Where Is the Big Money?

While puzzling over the market's performance for the past few weeks, Wall Streeters have centered much of their speculation on those powerful but somewhat shadowy giants, the institutional investors. The institutions have become so wealthy that their assets now bulge above $600 billion, nearly as much as the U.S.'s gross national product; they currently account for close to one-third of the $60 billion-a-year trading on the New York Stock Exchange. Clearly their decisions to buy or sell have a powerful impact on which way the market goes. Lately these large investors have been holding back their money from the market, thus helping to grease the market's fall.

Du Pont, an institutional favorite, broke through its 1965 low last week without getting support. Small investors snapped up 80% to 90% of last week's 6,000,000-share Ford Motor Co. offering, while in 1963 the institutions grabbed up half of a similar Ford issue. The institutions were picking up a handful of stocks at bargain prices--such as Litton, Polaroid and Kresge--but mostly they just sat back and watched. Some figure that many stocks had been overpriced and were riding for a fall; others may be holding onto profits made by selling before the May 14 downturn in order to dress up their June 30 reports to shareholders, meanwhile stashing their funds in short-term Government notes. Says James K. Hart, executive vice president of the Lehman Corp., a closed-end mutual fund: "We have been buying some stocks at certain prices, but have not actually been active in the market."
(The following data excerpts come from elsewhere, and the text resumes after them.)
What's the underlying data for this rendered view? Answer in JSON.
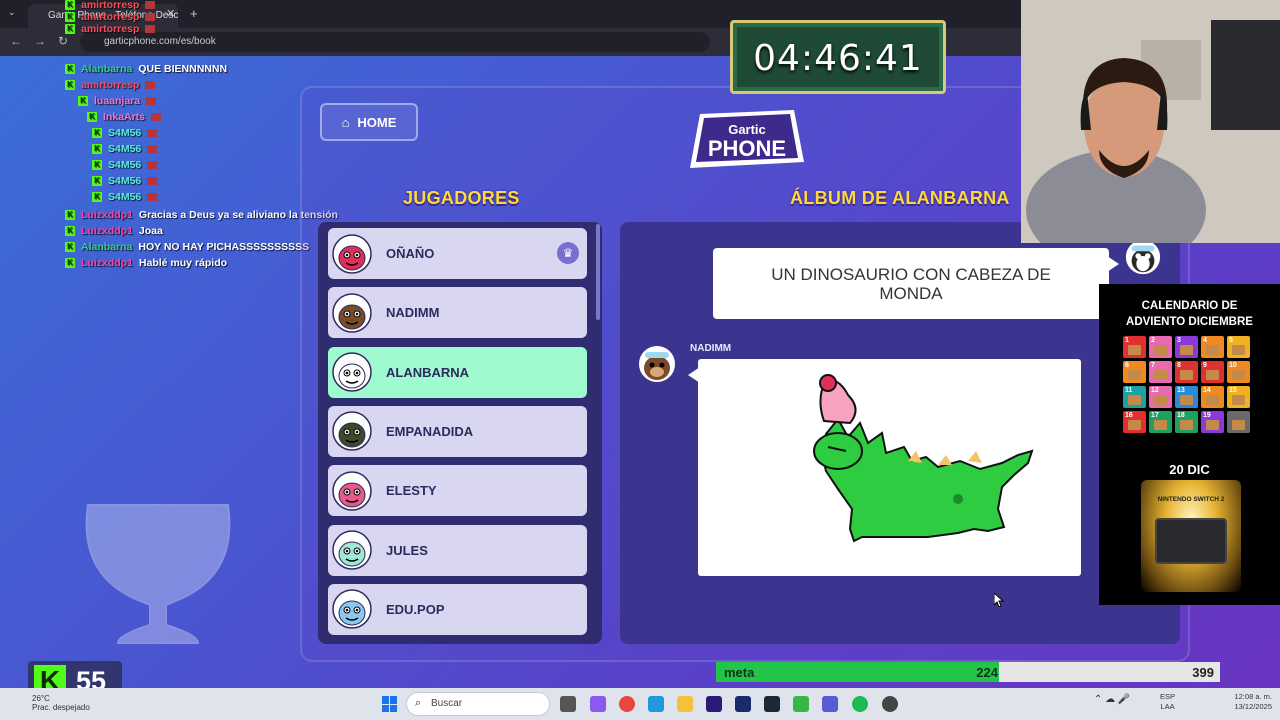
{
  "browser": {
    "tab_title": "Gartic Phone - Teléfono Desc...",
    "url": "garticphone.com/es/book"
  },
  "chat": [
    {
      "user": "amirtorresp",
      "user_color": "#ff4a5a",
      "message": ""
    },
    {
      "user": "amirtorresp",
      "user_color": "#ff4a5a",
      "message": ""
    },
    {
      "user": "amirtorresp",
      "user_color": "#ff4a5a",
      "message": ""
    },
    {
      "user": "Alanbarna",
      "user_color": "#2ed38a",
      "message": "QUE BIENNNNNN"
    },
    {
      "user": "amirtorresp",
      "user_color": "#ff4a5a",
      "message": ""
    },
    {
      "user": "luaanjara",
      "user_color": "#ff6fd1",
      "message": ""
    },
    {
      "user": "InkaArts",
      "user_color": "#ff6fd1",
      "message": ""
    },
    {
      "user": "S4M56",
      "user_color": "#53f0d8",
      "message": ""
    },
    {
      "user": "S4M56",
      "user_color": "#53f0d8",
      "message": ""
    },
    {
      "user": "S4M56",
      "user_color": "#53f0d8",
      "message": ""
    },
    {
      "user": "S4M56",
      "user_color": "#53f0d8",
      "message": ""
    },
    {
      "user": "S4M56",
      "user_color": "#53f0d8",
      "message": ""
    },
    {
      "user": "Luizxddp1",
      "user_color": "#ff3fa6",
      "message": "Gracias a Deus ya se aliviano la tensión"
    },
    {
      "user": "Luizxddp1",
      "user_color": "#ff3fa6",
      "message": "Joaa"
    },
    {
      "user": "Alanbarna",
      "user_color": "#2ed38a",
      "message": "HOY NO HAY PICHASSSSSSSSSS"
    },
    {
      "user": "Luizxddp1",
      "user_color": "#ff3fa6",
      "message": "Hablé muy rápido"
    }
  ],
  "game": {
    "home_label": "HOME",
    "logo_top": "Gartic",
    "logo_bottom": "PHONE",
    "players_title": "JUGADORES",
    "album_title": "ÁLBUM DE ALANBARNA",
    "players": [
      {
        "name": "OÑAÑO",
        "host": true,
        "active": false,
        "avatar_color": "#e0305a"
      },
      {
        "name": "NADIMM",
        "host": false,
        "active": false,
        "avatar_color": "#7a4a2a"
      },
      {
        "name": "ALANBARNA",
        "host": false,
        "active": true,
        "avatar_color": "#ffffff"
      },
      {
        "name": "EMPANADIDA",
        "host": false,
        "active": false,
        "avatar_color": "#3a4a2a"
      },
      {
        "name": "ELESTY",
        "host": false,
        "active": false,
        "avatar_color": "#e85a8a"
      },
      {
        "name": "JULES",
        "host": false,
        "active": false,
        "avatar_color": "#9fe8d8"
      },
      {
        "name": "EDU.POP",
        "host": false,
        "active": false,
        "avatar_color": "#8ac8f0"
      }
    ],
    "prompt_text": "UN DINOSAURIO CON CABEZA DE MONDA",
    "drawer_name": "NADIMM"
  },
  "timer": "04:46:41",
  "advent": {
    "title_line1": "CALENDARIO DE",
    "title_line2": "ADVIENTO DICIEMBRE",
    "days": [
      "1",
      "2",
      "3",
      "4",
      "5",
      "6",
      "7",
      "8",
      "9",
      "10",
      "11",
      "12",
      "13",
      "14",
      "15",
      "16",
      "17",
      "18",
      "19",
      ""
    ],
    "current_day": "20 DIC",
    "prize_label": "NINTENDO SWITCH 2"
  },
  "meta": {
    "label": "meta",
    "current": "224",
    "goal": "399",
    "progress": 0.561
  },
  "kick_counter": "55",
  "taskbar": {
    "weather_temp": "26°C",
    "weather_desc": "Prac. despejado",
    "search_placeholder": "Buscar",
    "lang_line1": "ESP",
    "lang_line2": "LAA",
    "time": "12:08 a. m.",
    "date": "13/12/2025"
  }
}
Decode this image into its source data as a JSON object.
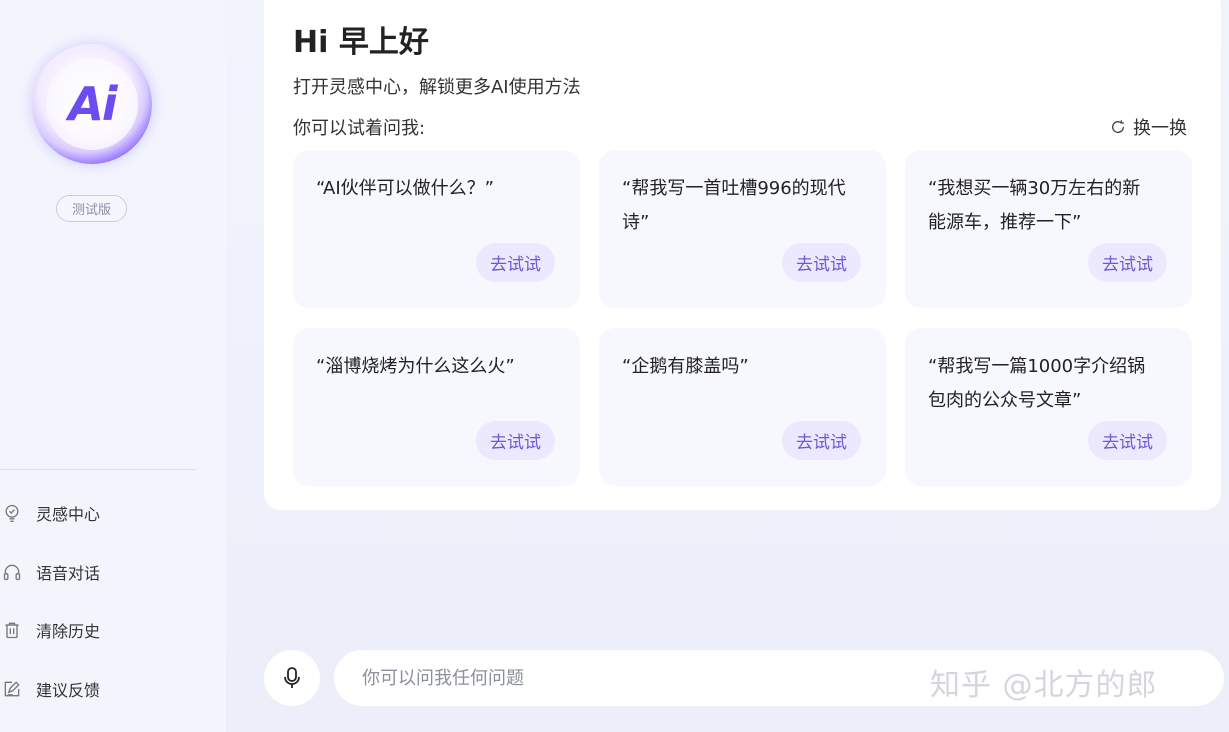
{
  "sidebar": {
    "logo_text": "Ai",
    "version_badge": "测试版",
    "menu": [
      {
        "label": "灵感中心",
        "icon": "lightbulb-icon"
      },
      {
        "label": "语音对话",
        "icon": "headphones-icon"
      },
      {
        "label": "清除历史",
        "icon": "trash-icon"
      },
      {
        "label": "建议反馈",
        "icon": "feedback-edit-icon"
      }
    ]
  },
  "main": {
    "greeting": "Hi 早上好",
    "subtitle": "打开灵感中心，解锁更多AI使用方法",
    "prompt_label": "你可以试着问我:",
    "refresh_label": "换一换",
    "try_label": "去试试",
    "questions": [
      "“AI伙伴可以做什么？”",
      "“帮我写一首吐槽996的现代诗”",
      "“我想买一辆30万左右的新能源车，推荐一下”",
      "“淄博烧烤为什么这么火”",
      "“企鹅有膝盖吗”",
      "“帮我写一篇1000字介绍锅包肉的公众号文章”"
    ]
  },
  "input": {
    "placeholder": "你可以问我任何问题",
    "value": ""
  },
  "watermark": "知乎 @北方的郎",
  "colors": {
    "accent": "#6e58d6",
    "try_button_bg": "#ece8fd",
    "card_bg": "#f7f8fd",
    "page_bg": "#f1f3fd"
  }
}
High & Rising. All the talk about the institutional investors has heightened public curiosity about the size, scope and nature of their market operations. The largest of the lot are the life insurance companies (assets: $151 billion), but their influence on Wall Street is limited because state laws and inbred conservatism have held their stock investments to only $6 billion. Much more active in the market are the fire and casualty insurance companies (assets: $40 billion), the private foundations ($14 billion) and college endowment funds ($8 billion, of which $1 billion belongs to Harvard). By far the most important, however, are the fast-growing private pension funds (assets: $77 billion) and the nation's 500 mutual funds ($34 billion).
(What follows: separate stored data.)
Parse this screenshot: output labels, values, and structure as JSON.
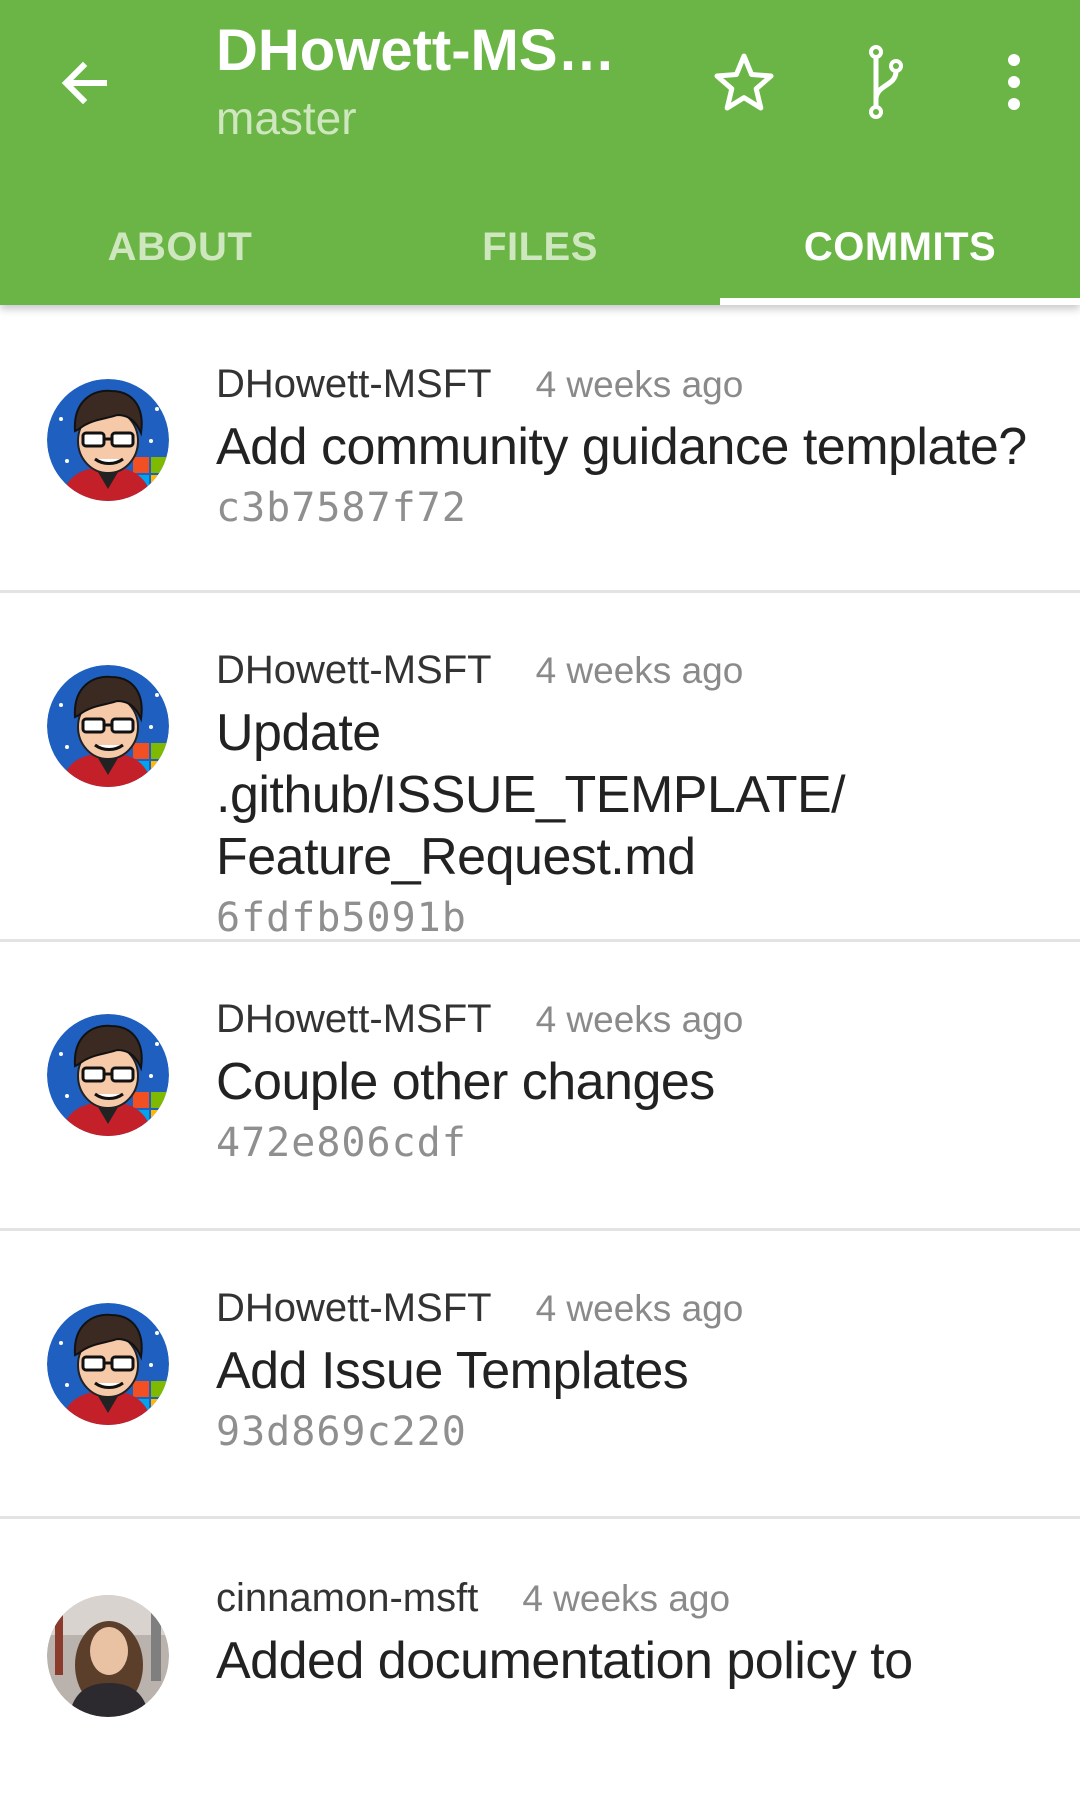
{
  "header": {
    "title": "DHowett-MSF…",
    "subtitle": "master",
    "colors": {
      "toolbar": "#6ab545",
      "tab_inactive": "#cfe7be"
    },
    "icons": [
      "back-arrow-icon",
      "star-icon",
      "branch-icon",
      "more-vert-icon"
    ]
  },
  "tabs": [
    {
      "label": "ABOUT",
      "active": false
    },
    {
      "label": "FILES",
      "active": false
    },
    {
      "label": "COMMITS",
      "active": true
    }
  ],
  "commits": [
    {
      "author": "DHowett-MSFT",
      "time": "4 weeks ago",
      "message": "Add community guidance template?",
      "sha": "c3b7587f72",
      "avatar": "cartoon-avatar"
    },
    {
      "author": "DHowett-MSFT",
      "time": "4 weeks ago",
      "message": "Update .github/ISSUE_TEMPLATE/ Feature_Request.md",
      "sha": "6fdfb5091b",
      "avatar": "cartoon-avatar"
    },
    {
      "author": "DHowett-MSFT",
      "time": "4 weeks ago",
      "message": "Couple other changes",
      "sha": "472e806cdf",
      "avatar": "cartoon-avatar"
    },
    {
      "author": "DHowett-MSFT",
      "time": "4 weeks ago",
      "message": "Add Issue Templates",
      "sha": "93d869c220",
      "avatar": "cartoon-avatar"
    },
    {
      "author": "cinnamon-msft",
      "time": "4 weeks ago",
      "message": "Added documentation policy to",
      "sha": "",
      "avatar": "photo-avatar"
    }
  ]
}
The private pension funds usually keep a high and rising 40% of their funds in the stock market. Some of the employees' funds have assets as big as huge companies: the A.T. & T. fund amounts to $4.7 billion, and U.S. Steel, General Motors and Sears, Roebuck each approach $2 billion. The pension funds, into which the employer usually pays all the money, are run by a mixed board of management and labor, which heeds the advice of a bank or a Wall Street investment house.

And Growing. The mutual funds are only half as big as the pension funds, but weigh almost as heavily in the market because they commonly put $4 out of every $5 into stocks. In the 100 most important funds, tremendous buy-or-sell power is wielded by small committees of managers, who think of potential loss before they think of potential gain and place one factor above all others: the quality of a company's management. The biggest funds--such as Investors' Mutual, Massachusetts Investors' Trust and the Wellington Fund--have a small turnover and aim to find stocks that they can profitably hold for six years or more.

The institutional impact is destined to become stronger in the market. Mutual-fund assets have grown by an average 14% annually in recent years, and more and more labor settlements call for increased pension benefits. This tide of new money can have a major effect on the market, often helping to stabilize stock prices. Says Robert Driscoll, president of the Manhattan-based Affiliated Fund: "When the market goes up, we sell--and when the market goes down we buy." As the past few weeks have illustrated, the institutions' very size can make them an unsettling force, even when they go nowhere.